1970'ten bu yana irili ufaklı, üç bine yakın mescit ve cami inşa edildi,
yüzlerce kilise kapandı. Örneğin Stuttgart'ta her 1000 Türk'e bir cami,
her 3000 Alman'a bir kilise düşüyor. Siyasi partilerle Protestan ve Katolik
kiliselerinin yıllar boyu verdiği destekle güçlenen İslamcı kuruluşlar
işsiz insanlarımıza kucak açtı, onların Alman toplumundan iyice kopmasına
neden oldu. Uyum karşıtı bu gelişmeler ülkede yabancı düşmanlığını körükleyen
nedenlerden biri sayılır.
İsviçre'deki referandumun hemen ardından
Alman Hıristiyan Demokratları adına açıklama yapan milletvekili Wolfgang
Bosbach: "Gittikçe daha çok insanımız aşırı İslamdan korkuyor, referandum
yapılsa bizde de böyle bir sonuç çıkabilir," dedi.
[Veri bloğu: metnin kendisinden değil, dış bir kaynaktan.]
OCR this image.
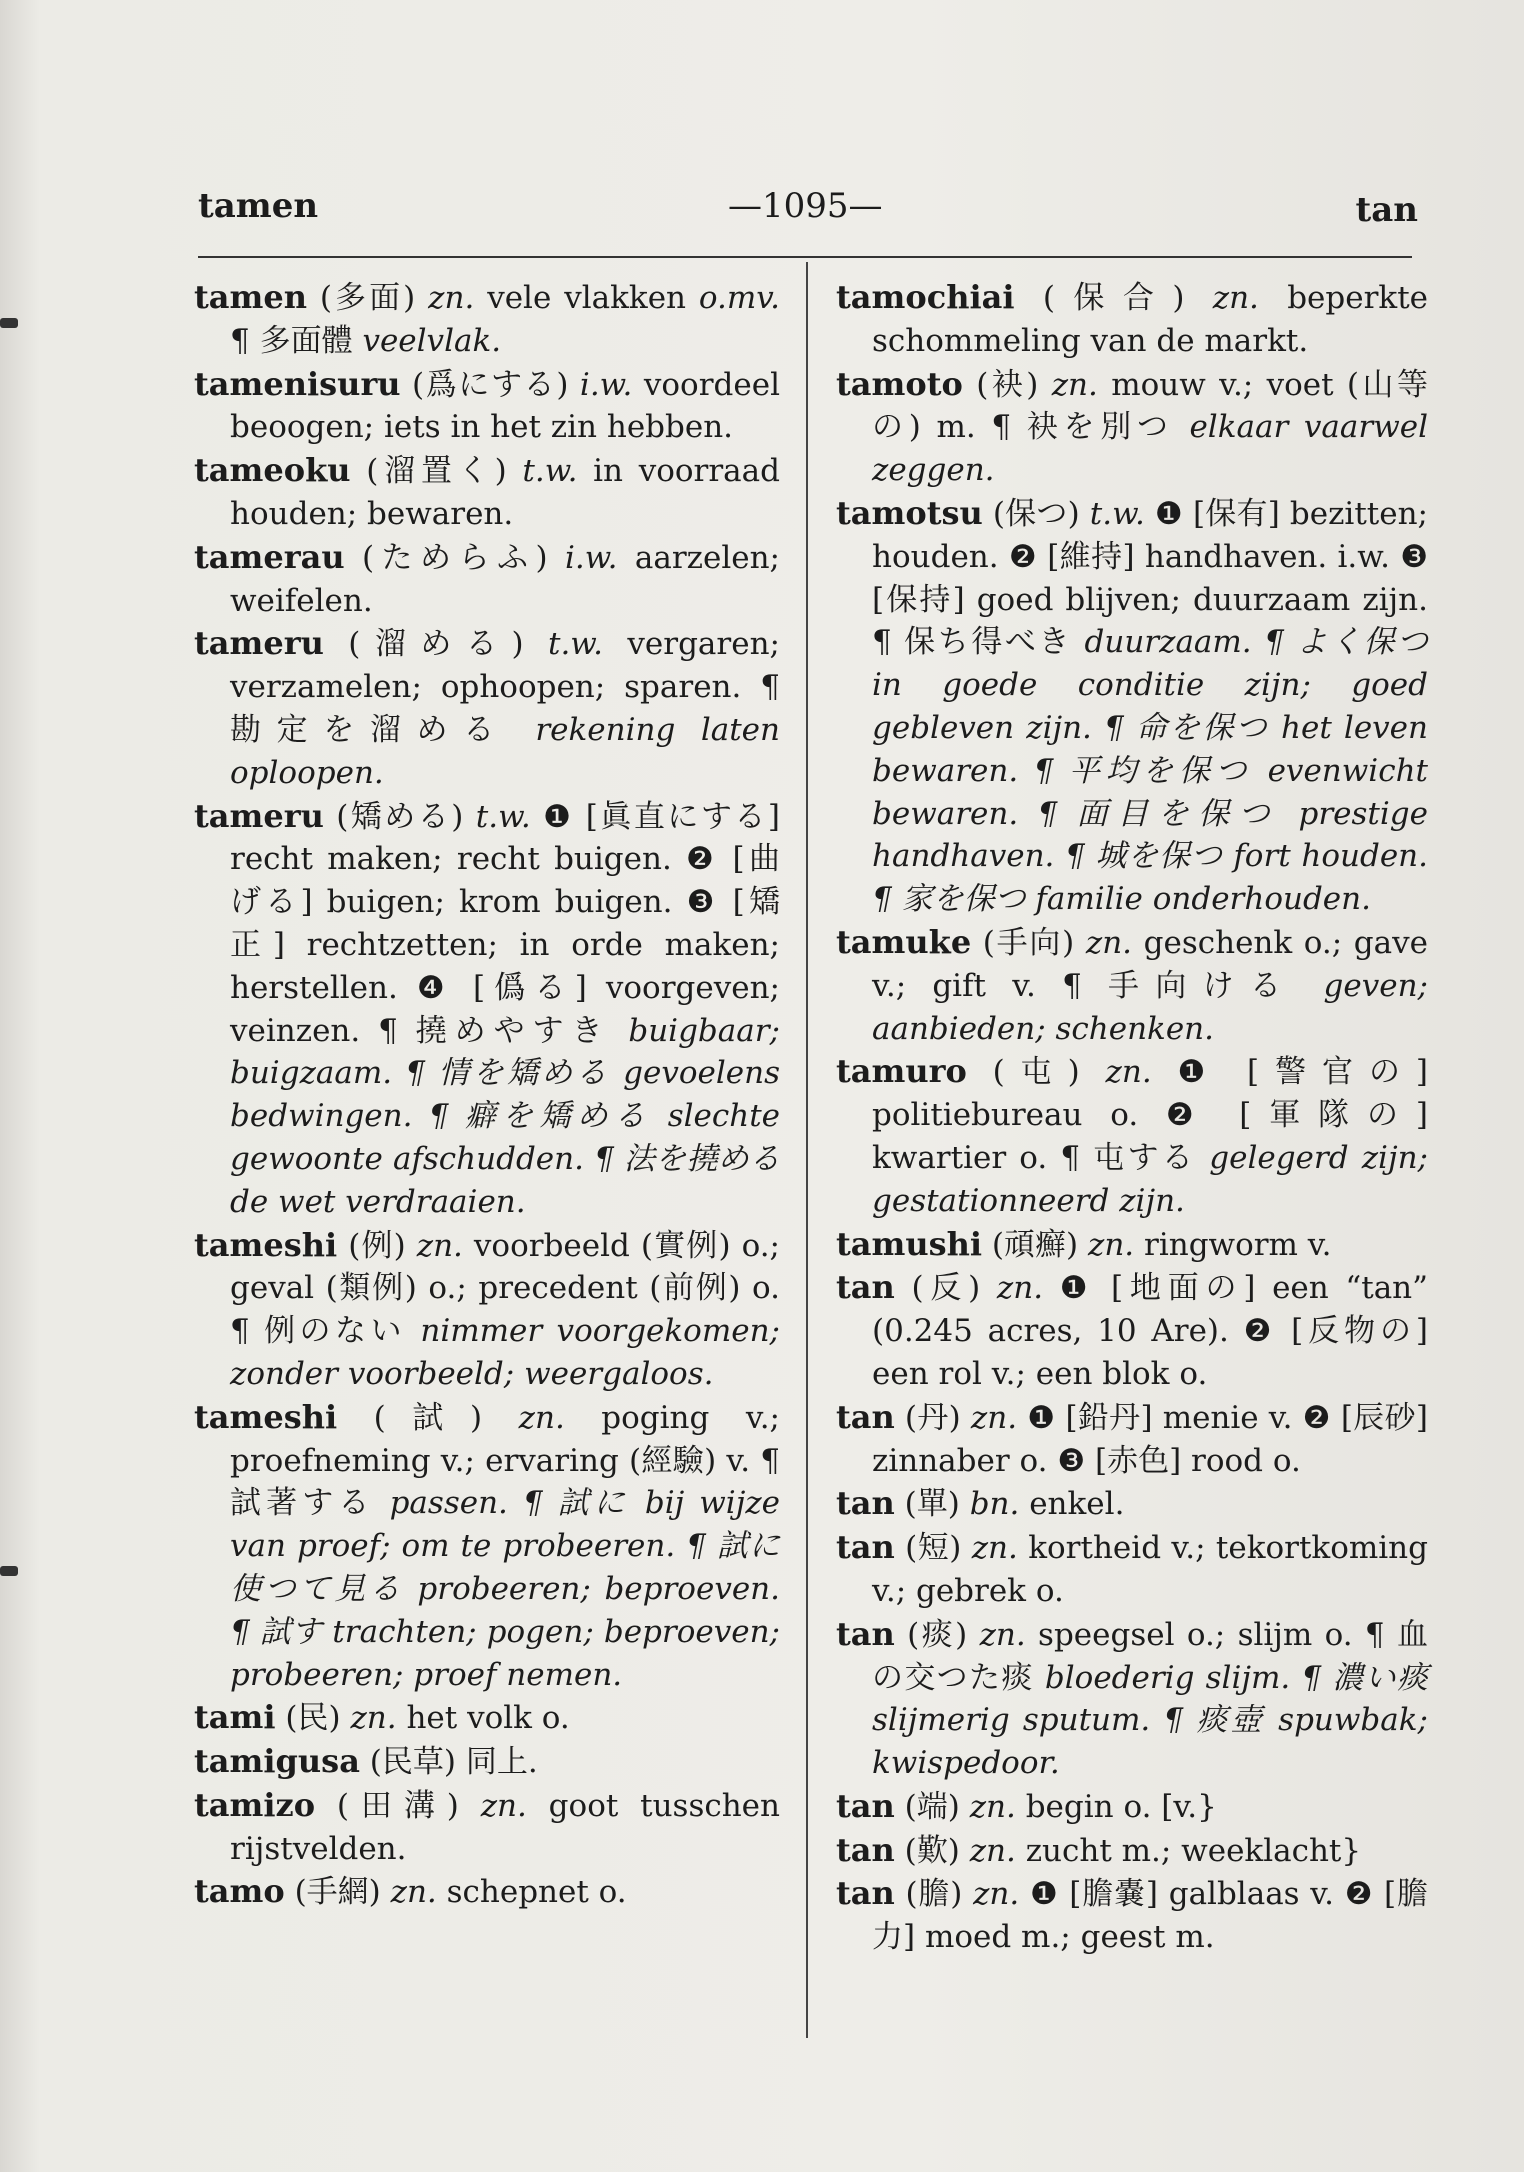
tamen	—1095—	tan

tamen (多面) zn. vele vlakken o.mv. ¶ 多面體 veelvlak.

tamenisuru (爲にする) i.w. voordeel beoogen; iets in het zin hebben.

tameoku (溜置く) t.w. in voorraad houden; bewaren.

tamerau (ためらふ) i.w. aarzelen; weifelen.

tameru (溜める) t.w. vergaren; verzamelen; ophoopen; sparen. ¶ 勘定を溜める rekening laten oploopen.

tameru (矯める) t.w. ❶ [眞直にする] recht maken; recht buigen. ❷ [曲げる] buigen; krom buigen. ❸ [矯正] rechtzetten; in orde maken; herstellen. ❹ [僞る] voorgeven; veinzen. ¶ 撓めやすき buigbaar; buigzaam. ¶ 情を矯める gevoelens bedwingen. ¶ 癖を矯める slechte gewoonte afschudden. ¶ 法を撓める de wet verdraaien.

tameshi (例) zn. voorbeeld (實例) o.; geval (類例) o.; precedent (前例) o. ¶ 例のない nimmer voorgekomen; zonder voorbeeld; weergaloos.

tameshi (試) zn. poging v.; proefneming v.; ervaring (經驗) v. ¶ 試著する passen. ¶ 試に bij wijze van proef; om te probeeren. ¶ 試に使つて見る probeeren; beproeven. ¶ 試す trachten; pogen; beproeven; probeeren; proef nemen.

tami (民) zn. het volk o.

tamigusa (民草) 同上.

tamizo (田溝) zn. goot tusschen rijstvelden.

tamo (手網) zn. schepnet o.

tamochiai (保合) zn. beperkte schommeling van de markt.

tamoto (袂) zn. mouw v.; voet (山等の) m. ¶ 袂を別つ elkaar vaarwel zeggen.

tamotsu (保つ) t.w. ❶ [保有] bezitten; houden. ❷ [維持] handhaven. i.w. ❸ [保持] goed blijven; duurzaam zijn. ¶ 保ち得べき duurzaam. ¶ よく保つ in goede conditie zijn; goed gebleven zijn. ¶ 命を保つ het leven bewaren. ¶ 平均を保つ evenwicht bewaren. ¶ 面目を保つ prestige handhaven. ¶ 城を保つ fort houden. ¶ 家を保つ familie onderhouden.

tamuke (手向) zn. geschenk o.; gave v.; gift v. ¶ 手向ける geven; aanbieden; schenken.

tamuro (屯) zn. ❶ [警官の] politiebureau o. ❷ [軍隊の] kwartier o. ¶ 屯する gelegerd zijn; gestationneerd zijn.

tamushi (頑癬) zn. ringworm v.

tan (反) zn. ❶ [地面の] een “tan” (0.245 acres, 10 Are). ❷ [反物の] een rol v.; een blok o.

tan (丹) zn. ❶ [鉛丹] menie v. ❷ [辰砂] zinnaber o. ❸ [赤色] rood o.

tan (單) bn. enkel.

tan (短) zn. kortheid v.; tekortkoming v.; gebrek o.

tan (痰) zn. speegsel o.; slijm o. ¶ 血の交つた痰 bloederig slijm. ¶ 濃い痰 slijmerig sputum. ¶ 痰壺 spuwbak; kwispedoor.

tan (端) zn. begin o. [v.}

tan (歎) zn. zucht m.; weeklacht}

tan (膽) zn. ❶ [膽嚢] galblaas v. ❷ [膽力] moed m.; geest m.
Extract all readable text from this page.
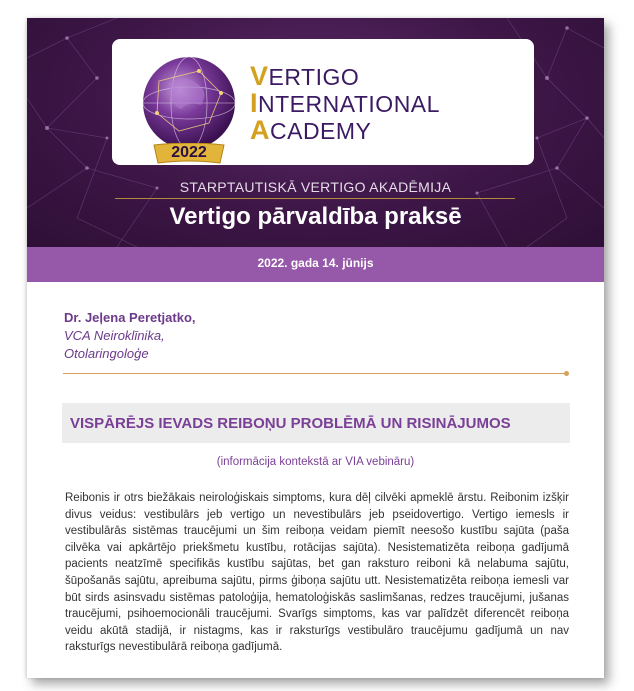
2022
VERTIGO
INTERNATIONAL
ACADEMY
STARPTAUTISKĀ VERTIGO AKADĒMIJA
Vertigo pārvaldība praksē
2022. gada 14. jūnijs
Dr. Jeļena Peretjatko,
VCA Neiroklīnika,
Otolaringoloģe
VISPĀRĒJS IEVADS REIBOŅU PROBLĒMĀ UN RISINĀJUMOS
(informācija kontekstā ar VIA vebināru)
Reibonis ir otrs biežākais neiroloģiskais simptoms, kura dēļ cilvēki apmeklē ārstu. Reibonim izšķir divus veidus: vestibulārs jeb vertigo un nevestibulārs jeb pseidovertigo. Vertigo iemesls ir vestibulārās sistēmas traucējumi un šim reiboņa veidam piemīt neesošo kustību sajūta (paša cilvēka vai apkārtējo priekšmetu kustību, rotācijas sajūta). Nesistematizēta reiboņa gadījumā pacients neatzīmē specifikās kustību sajūtas, bet gan raksturo reiboni kā nelabuma sajūtu, šūpošanās sajūtu, apreibuma sajūtu, pirms ģiboņa sajūtu utt. Nesistematizēta reiboņa iemesli var būt sirds asinsvadu sistēmas patoloģija, hematoloģiskās saslimšanas, redzes traucējumi, jušanas traucējumi, psihoemocionāli traucējumi. Svarīgs simptoms, kas var palīdzēt diferencēt reiboņa veidu akūtā stadijā, ir nistagms, kas ir raksturīgs vestibulāro traucējumu gadījumā un nav raksturīgs nevestibulārā reiboņa gadījumā.
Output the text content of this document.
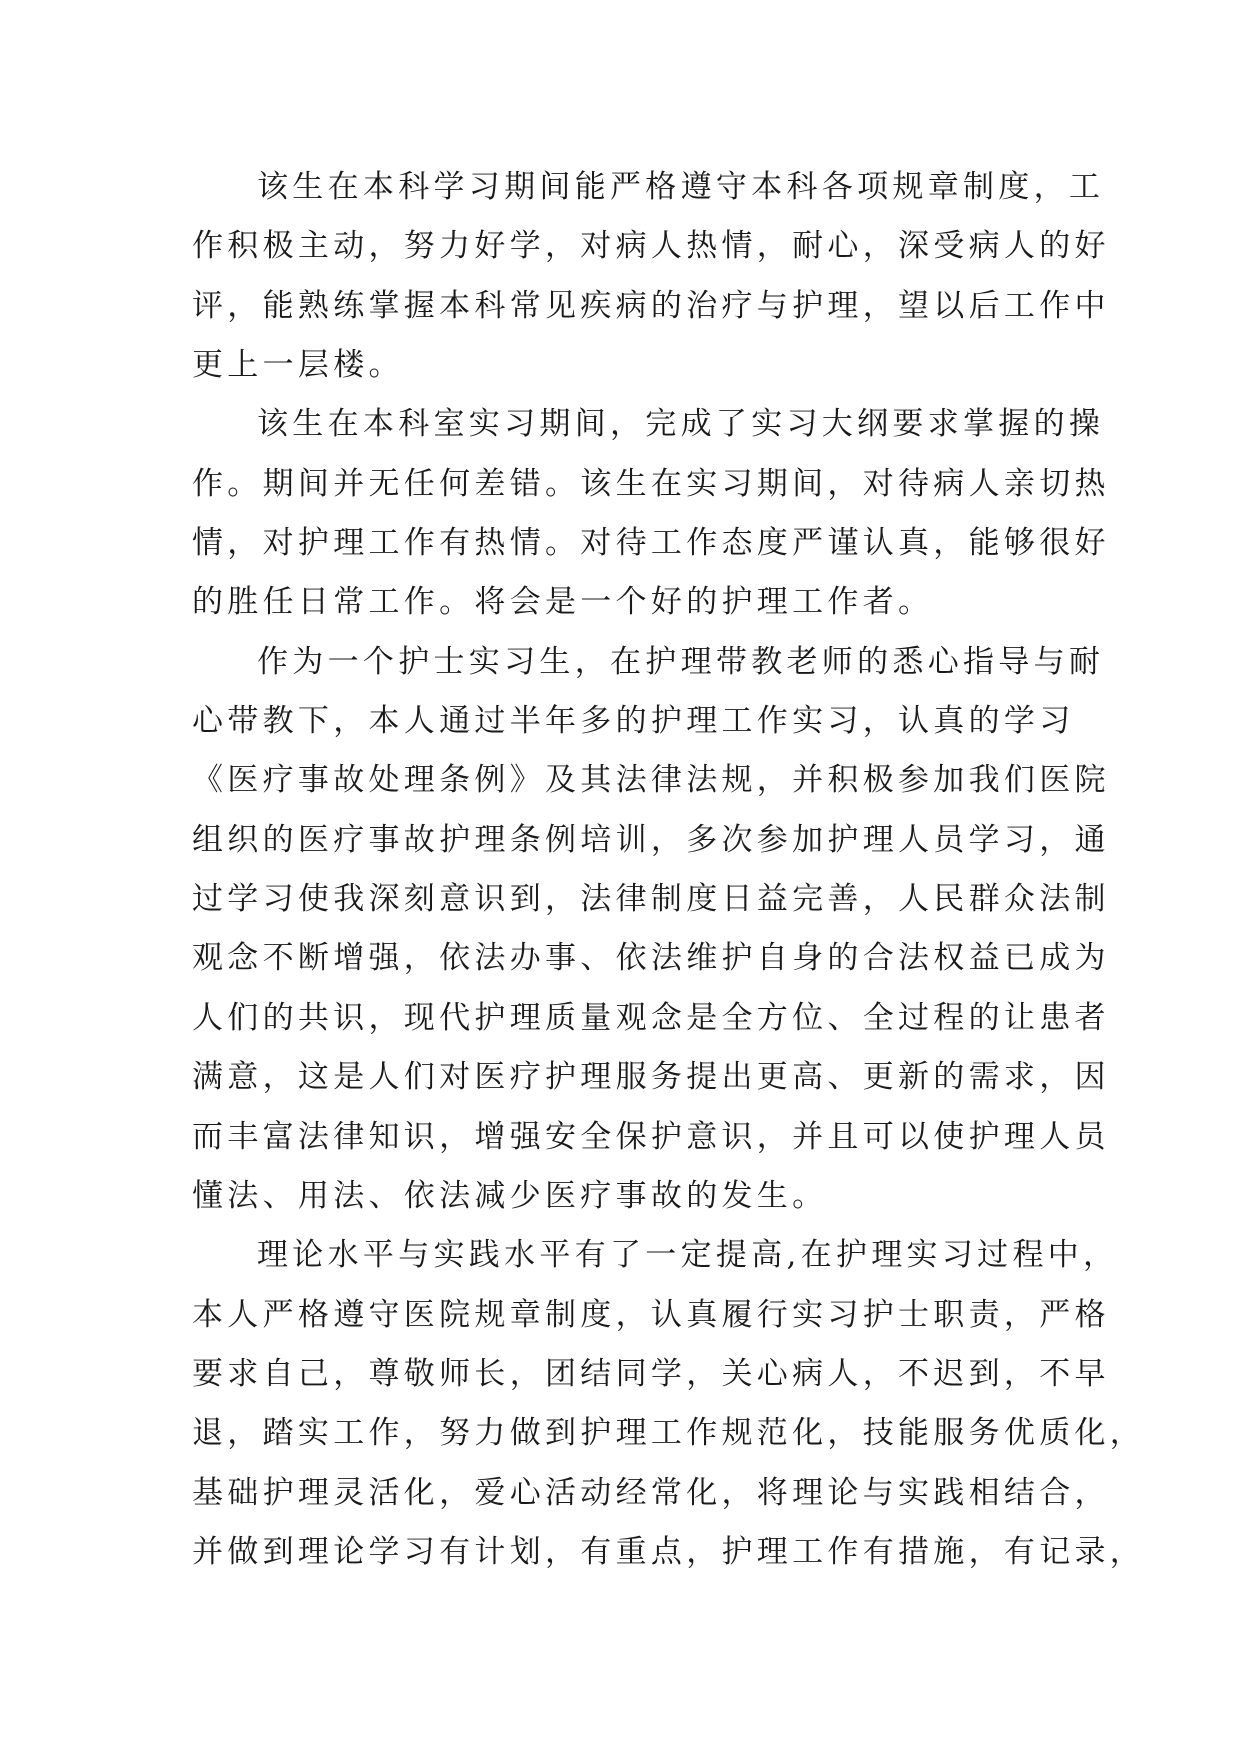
该生在本科学习期间能严格遵守本科各项规章制度，工
作积极主动，努力好学，对病人热情，耐心，深受病人的好
评，能熟练掌握本科常见疾病的治疗与护理，望以后工作中
更上一层楼。

该生在本科室实习期间，完成了实习大纲要求掌握的操
作。期间并无任何差错。该生在实习期间，对待病人亲切热
情，对护理工作有热情。对待工作态度严谨认真，能够很好
的胜任日常工作。将会是一个好的护理工作者。

作为一个护士实习生，在护理带教老师的悉心指导与耐
心带教下，本人通过半年多的护理工作实习，认真的学习
《医疗事故处理条例》及其法律法规，并积极参加我们医院
组织的医疗事故护理条例培训，多次参加护理人员学习，通
过学习使我深刻意识到，法律制度日益完善，人民群众法制
观念不断增强，依法办事、依法维护自身的合法权益已成为
人们的共识，现代护理质量观念是全方位、全过程的让患者
满意，这是人们对医疗护理服务提出更高、更新的需求，因
而丰富法律知识，增强安全保护意识，并且可以使护理人员
懂法、用法、依法减少医疗事故的发生。

理论水平与实践水平有了一定提高,在护理实习过程中，
本人严格遵守医院规章制度，认真履行实习护士职责，严格
要求自己，尊敬师长，团结同学，关心病人，不迟到，不早
退，踏实工作，努力做到护理工作规范化，技能服务优质化，
基础护理灵活化，爱心活动经常化，将理论与实践相结合，
并做到理论学习有计划，有重点，护理工作有措施，有记录，
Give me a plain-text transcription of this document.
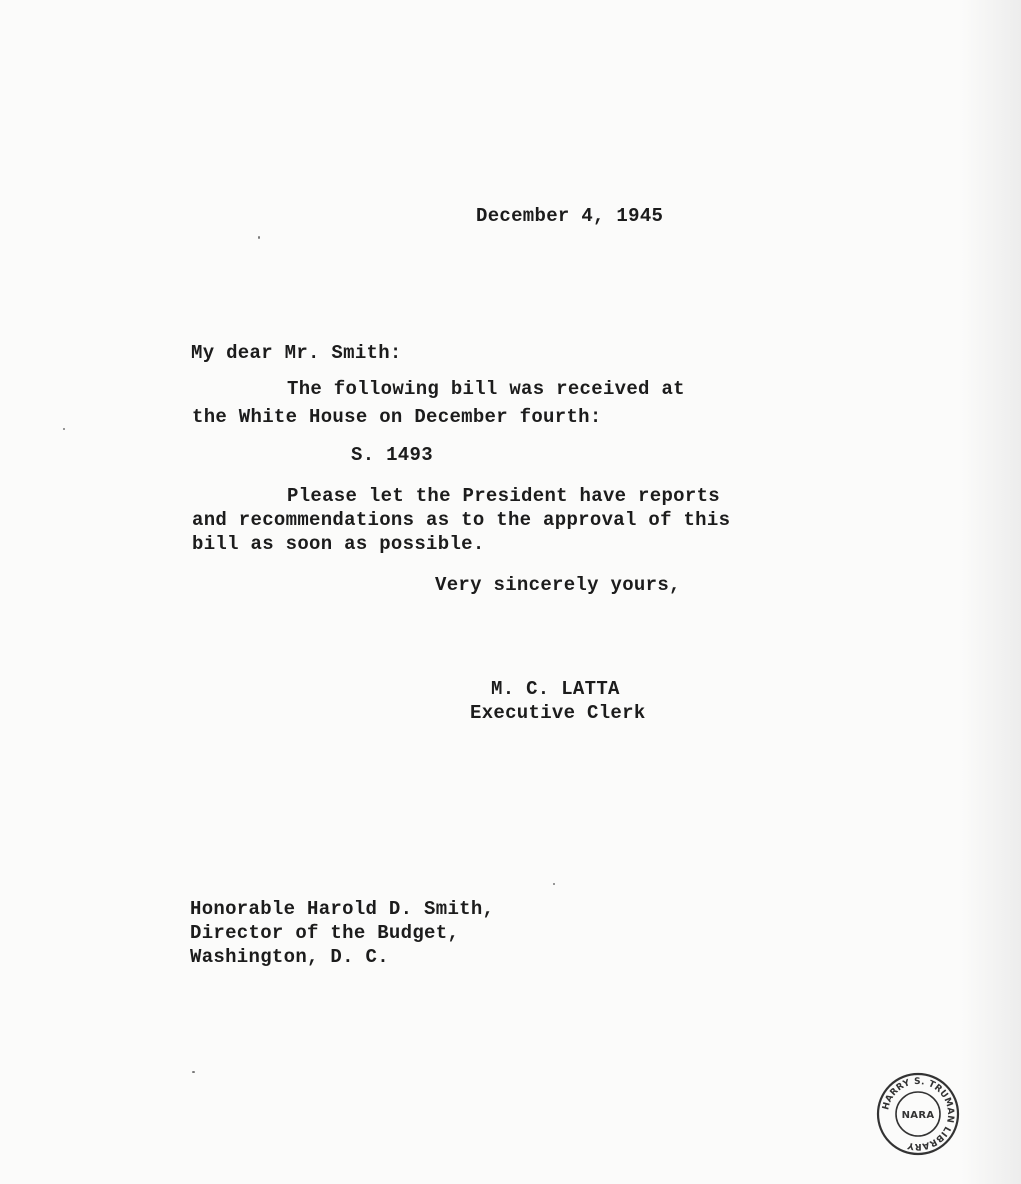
December 4, 1945
My dear Mr. Smith:
The following bill was received at
the White House on December fourth:
S. 1493
Please let the President have reports
and recommendations as to the approval of this
bill as soon as possible.
Very sincerely yours,
M. C. LATTA
Executive Clerk
Honorable Harold D. Smith,
Director of the Budget,
Washington, D. C.
HARRY S. TRUMAN LIBRARY
NARA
Önce tarikatçıların
İslamını yıllarca destekle, onlara kucak aç, ardından da böyle konuş! Şaşırmamak
gerek, ne de olsa politikacı...
Acaba şimdi İsviçre insanı, tarikatların
Almanya'da yıllarca "din özgürlüğü" kisvesi altında nasıl at koşturduğunu
gördü de, benzerinin ülkesinde de yaşanmasından, toplumun İslamlaşmasından
korktuğu için mi böyle kullandı oyunu? Tabii İsviçre'de yabancı düşmanlığı
tohumlarının daha çok yeşermesini isteyen aşırı sağcı girişimciler tutucu
insanların bu korkusundan yararlanmış da olabilir! Özellikle Alman İsviçresi'nde
zengin işadamlarının desteklediği, milyarder Christop Blocher'in yönlendirdiği
İsviçre Halk Partisi (SVP) "minareye hayır" kampanyasına açıkça destek
verdi. Unutmadan şunu da belirtmek gerek, İsviçre'deki referandum sonucunu
şiddetle eleştiren Almanya camilere minare yapımına izin veriyor, fakat
nedense "kısa yaparsan veririm" diyor. Böylece tuhaf görünümlü, gözü rahatsız
eden orantısız yapılar ortaya çıkıyor.